Steinke Hubert
1 Institut für Medizingeschichte, Universität Bern.
Ther Umsch. 2015 Jul;72(7):421-7. doi: 10.1024/0040-5930/a000695.
William Harvey's discovery of the circulation of the blood is often described as a product of the Scientific Revolution of the Seventeenth Century. Modern research has, however, shown thatHarvey followed the Aristotelian research tradition and thus tried to reveal the purpose of the organs through examination of various animals.

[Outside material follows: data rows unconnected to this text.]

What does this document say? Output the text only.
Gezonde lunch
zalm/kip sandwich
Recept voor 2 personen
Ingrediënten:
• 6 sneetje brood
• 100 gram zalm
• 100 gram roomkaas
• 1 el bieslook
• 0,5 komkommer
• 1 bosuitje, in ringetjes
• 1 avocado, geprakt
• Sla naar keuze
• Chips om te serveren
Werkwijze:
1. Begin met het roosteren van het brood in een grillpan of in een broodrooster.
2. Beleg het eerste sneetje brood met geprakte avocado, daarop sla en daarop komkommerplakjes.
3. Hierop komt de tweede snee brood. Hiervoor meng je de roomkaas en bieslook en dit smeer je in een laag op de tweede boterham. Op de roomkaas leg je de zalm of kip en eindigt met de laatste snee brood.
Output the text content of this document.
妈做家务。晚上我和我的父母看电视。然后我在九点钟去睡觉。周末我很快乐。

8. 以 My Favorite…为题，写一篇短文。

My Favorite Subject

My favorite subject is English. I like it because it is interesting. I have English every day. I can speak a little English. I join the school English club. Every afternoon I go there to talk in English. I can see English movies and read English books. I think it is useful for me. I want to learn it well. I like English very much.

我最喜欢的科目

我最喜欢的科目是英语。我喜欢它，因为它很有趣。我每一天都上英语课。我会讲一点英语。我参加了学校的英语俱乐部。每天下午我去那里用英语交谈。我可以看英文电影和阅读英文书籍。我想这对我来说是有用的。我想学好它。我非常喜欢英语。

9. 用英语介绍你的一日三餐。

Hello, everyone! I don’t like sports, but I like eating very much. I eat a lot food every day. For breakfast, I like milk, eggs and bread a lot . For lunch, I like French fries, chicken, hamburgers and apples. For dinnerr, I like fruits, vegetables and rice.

His publication of 1628 has to be read as an argument of natural philosophy, or, more precisely, as a series of linked observations, experiments and philosophical reasonings from which the existence of circulation has to be deduced as a logical consequence. Harvey did not consider experiments as superior to philosophical reasoning nor intended he to create a new system of medicine. He believed in the vitality of the heart and the blood and rejected Francis Bacon's empirism and the mechanistic rationalism of Descartes. Harvey's contribution and originality lied less in his single observations and experiments but in the manner how he linked them with critical reasoning and how he accepted, presented and defended the ensuing radical findings.
威廉·哈维对血液循环的发现常被描述为17世纪科学革命的产物。然而,现代研究表明,哈维遵循亚里士多德的研究传统,因此试图通过对各种动物的检查来揭示器官的功能。他1628年的著作必须被视为自然哲学的一种论证,或者更确切地说,是一系列相互关联的观察、实验和哲学推理,从中必然能逻辑推导出血液循环的存在。哈维并不认为实验优于哲学推理,也无意创建一个新的医学体系。他相信心脏和血液的生命力,反对弗朗西斯·培根的经验主义和笛卡尔的机械理性主义。哈维的贡献和独创性不在于他的单个观察和实验,而在于他将这些观察和实验与批判性推理联系起来的方式,以及他接受、呈现和捍卫由此得出的激进发现的方式。